S’il est un Dieu virtuel, l’euro doit l’être aussi. Les espagnols vont ajouter 19 milliards d’euros pour sauver Bankia, la bonne affaire de la semaine… et l’ancien Président du FMI, pas DSK, mais son prédecesseur, RR, vient d’avouer avoir trafiqué les comptes…
Quel poids représente donc ce sauvetage d’une banque (une seule) espagnole qui représente, au bas mot, car tout n’est pas dit, 23 milliards d’euros?
Pour donner un ordre d’idée, le déficit de la Sécu française était de 9 milliards en 2011. Le déficit cumulé public espagnol était de 98 milliards d’euros en 2011. Autrement dit, sauver cette banque alourdira d’un tiers le déficit public espagnol pour le mettre au niveau de celui de la France (90% du PIB). Ce mécanisme illustre bien ce que certains ne cessent de répéter: ce n’est pas le déficit public qui est un problème. C’est le niveau de l’endettement privé et les pratiques pour le moins brumeuses des organisations financières privées qui se sont portées vers des investissements hautement spéculatifs -fonds de pension anglo-saxons, en particulier- pour alimenter le crédit immobilier en essayant de fournir à leurs prêteurs une rentabilité élevée -hypothèques sur trente, quarante ou cinquante ans ave taux d’intérêt variables-. Au passage se sont multipliées les affaires de corruption, d’intérêts bien compris, dans les zones où la tension immobilière était à son plus haut niveau: les zones touristiques et la capitale, Madrid. Des affaires (« tramas ») que nulle commission d’enquête n’a vraiment pu éclairer.
Aujourd’hui la façade de l’Espagne est lézardée, les politiques du PP comme du PSOE ont montré leurs limites. Leur adoration du laisser-faire, leurs politiques sociales inexistantes, leur manque de perspectives en matière de développement (une élolienne ne rend pas le bonheur durable) et cette vieille tradition de l’argent vite gagné dans le franges grises du bizness en tout genre, ont conduit à laisser de l’Espagne l’image de ce qu’elle a toujours été: un pays en crise permanente où la spéculation est reine.

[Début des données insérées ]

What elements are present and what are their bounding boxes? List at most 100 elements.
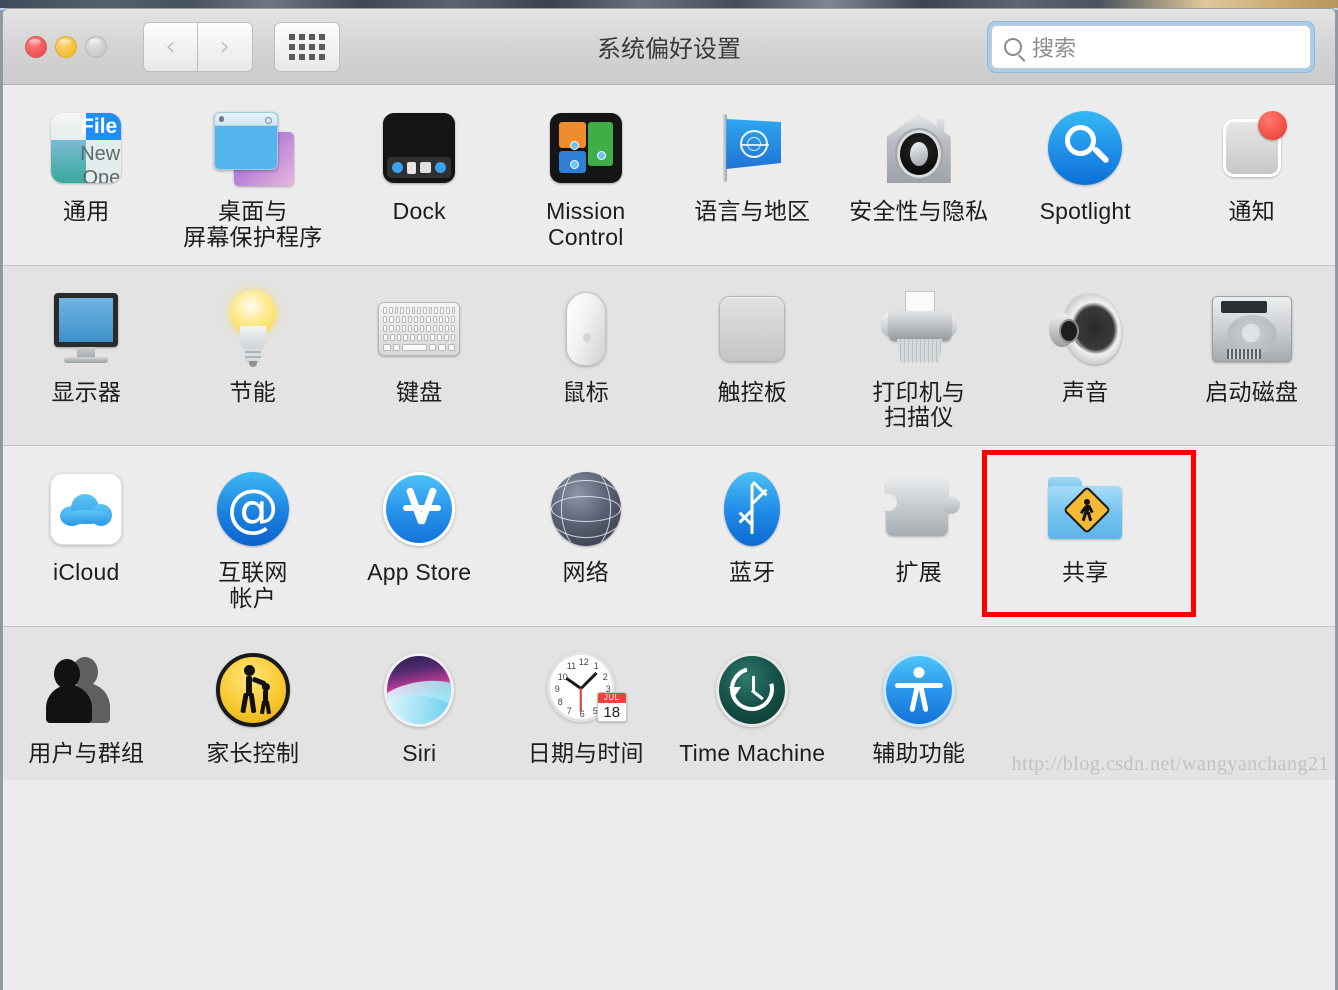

Au début du XXè siècle Joaquín Costa proposait cette définition de l’Etat espagnol: « Estado Social de barbarie »*. Son projet était de le « régénérer », plus d’un siècle plus tard, nous retrouvons ce pays dans uen situation similaire, une oligarchie qui place ses intérêts avant ceux de la communauté. Mais Costa pointait que la passivité du peuple laissait le champ libre aux trafics de ce mundillo et à son impunité. C’est ce qui a changé. Peu d’Espagnols sont dupes aujourd’hui, peut-être résignés, mais pas dupes.

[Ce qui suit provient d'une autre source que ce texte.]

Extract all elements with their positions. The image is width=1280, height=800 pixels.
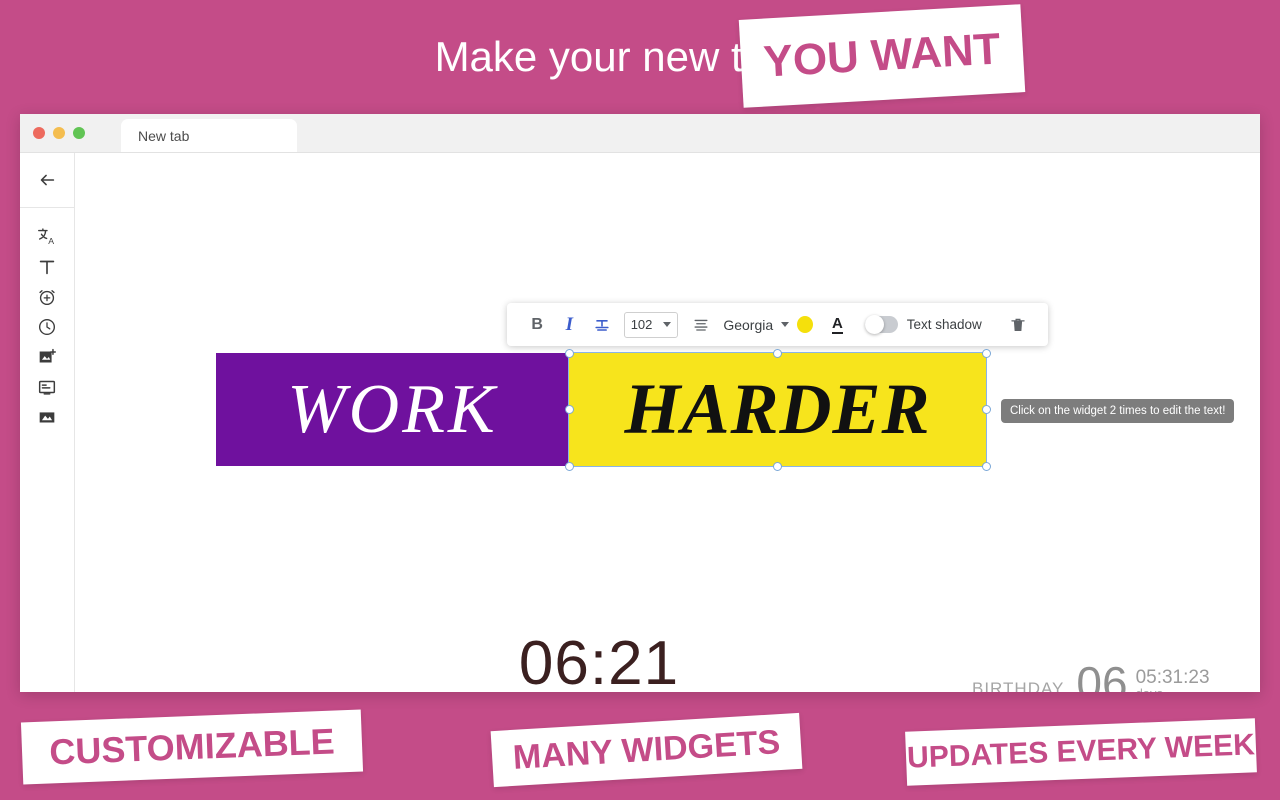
italic-button[interactable]: I — [553, 308, 585, 342]
align-button[interactable] — [685, 308, 717, 342]
widget-harder[interactable]: HARDER — [568, 352, 987, 467]
birthday-days-count: 06 — [1076, 657, 1128, 692]
sidebar-items: A — [20, 208, 74, 432]
sidebar-item-translate[interactable]: A — [20, 222, 74, 252]
strikethrough-button[interactable] — [585, 308, 617, 342]
bold-button[interactable]: B — [521, 308, 553, 342]
font-size-select[interactable]: 102 — [623, 311, 678, 338]
sidebar-back-button[interactable] — [20, 153, 74, 208]
resize-handle-top-center[interactable] — [773, 348, 782, 358]
resize-handle-bottom-right[interactable] — [981, 461, 991, 471]
svg-text:A: A — [48, 236, 54, 246]
sidebar-item-text[interactable] — [20, 252, 74, 282]
birthday-time-block: 05:31:23 days — [1136, 668, 1210, 692]
sidebar-item-timer[interactable] — [20, 282, 74, 312]
widget-work[interactable]: WORK — [216, 353, 569, 466]
notes-icon — [38, 380, 56, 395]
widget-work-text: WORK — [287, 370, 498, 448]
close-window-button[interactable] — [33, 127, 45, 139]
sidebar-item-notes[interactable] — [20, 372, 74, 402]
font-family-value[interactable]: Georgia — [723, 317, 773, 333]
clock-widget[interactable]: 06:21 — [499, 628, 699, 692]
sidebar: A — [20, 153, 75, 692]
birthday-time: 05:31:23 — [1135, 667, 1210, 688]
sidebar-item-add-image[interactable] — [20, 342, 74, 372]
window-controls — [33, 127, 85, 139]
toggle-knob — [865, 315, 885, 334]
alarm-add-icon — [39, 290, 55, 306]
browser-tab-label: New tab — [138, 127, 190, 144]
browser-content: A B I 102 Georgia A Text shadow WORK HAR… — [20, 153, 1260, 692]
birthday-label: BIRTHDAY — [972, 679, 1065, 692]
translate-icon: A — [38, 228, 54, 246]
promo-badge-many-widgets: MANY WIDGETS — [490, 712, 803, 788]
photo-icon — [39, 412, 55, 423]
promo-badge-updates: UPDATES EVERY WEEK — [905, 718, 1257, 786]
strikethrough-icon — [594, 319, 609, 331]
clock-icon — [38, 318, 56, 336]
resize-handle-top-left[interactable] — [564, 348, 574, 358]
font-family-chevron-down-icon[interactable] — [781, 322, 790, 327]
align-center-icon — [694, 319, 708, 331]
delete-widget-button[interactable] — [1002, 308, 1034, 342]
promo-headline: Make your new tab as — [0, 30, 1280, 81]
widget-edit-tooltip: Click on the widget 2 times to edit the … — [1001, 399, 1235, 423]
promo-badge-customizable: CUSTOMIZABLE — [20, 709, 364, 785]
font-size-value: 102 — [630, 317, 653, 332]
text-color-button[interactable]: A — [821, 308, 853, 342]
resize-handle-bottom-center[interactable] — [773, 461, 782, 471]
fill-color-swatch[interactable] — [797, 316, 814, 333]
browser-window: New tab A B I 102 Georgia A Text shadow … — [20, 114, 1260, 692]
browser-titlebar: New tab — [20, 114, 1260, 153]
trash-icon — [1011, 318, 1025, 331]
resize-handle-bottom-left[interactable] — [564, 461, 574, 471]
text-shadow-label: Text shadow — [906, 317, 982, 332]
sidebar-item-photo[interactable] — [20, 402, 74, 432]
arrow-left-icon — [40, 174, 55, 186]
text-shadow-toggle[interactable] — [865, 315, 898, 334]
birthday-widget[interactable]: BIRTHDAY 06 05:31:23 days — [972, 657, 1210, 692]
maximize-window-button[interactable] — [73, 127, 85, 139]
resize-handle-top-right[interactable] — [981, 348, 991, 358]
text-icon — [39, 260, 55, 275]
browser-tab-new-tab[interactable]: New tab — [121, 119, 297, 152]
text-format-toolbar: B I 102 Georgia A Text shadow — [507, 303, 1048, 346]
text-color-label: A — [831, 314, 843, 334]
birthday-unit: days — [1136, 687, 1210, 693]
sidebar-item-clock[interactable] — [20, 312, 74, 342]
chevron-down-icon — [662, 322, 671, 327]
resize-handle-middle-left[interactable] — [564, 405, 574, 414]
promo-badge-you-want: YOU WANT — [738, 4, 1026, 108]
add-image-icon — [39, 348, 56, 363]
minimize-window-button[interactable] — [53, 127, 65, 139]
resize-handle-middle-right[interactable] — [981, 405, 991, 414]
widget-harder-text: HARDER — [624, 369, 931, 449]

http://www.elmundo.es/blogs/elmundo/contraopa/2012/05/31/la-nueva-farsa-con-bankia.html
Aprés avoir privatisé les profits, on socialise les pertes, belle loi d’airain du capitalisme…
http://politica.elpais.com/politica/2012/06/01/actualidad/1338553687_127280.html
* Oligarquía y caciquismo como la forma actual de gobierno en España: urgencia y modo de cambiarla (1901). Sur Costa, je signale un petit ouvrage qui reste, à mon avis l’un des plus éclairants sur la pensée de cet auteur: Joaquín Costa: Crisis de la Restauración y populismo (1875-1911) de Jacques Maurice et Carlos Serrano publié en 1977 par Siglo XXI.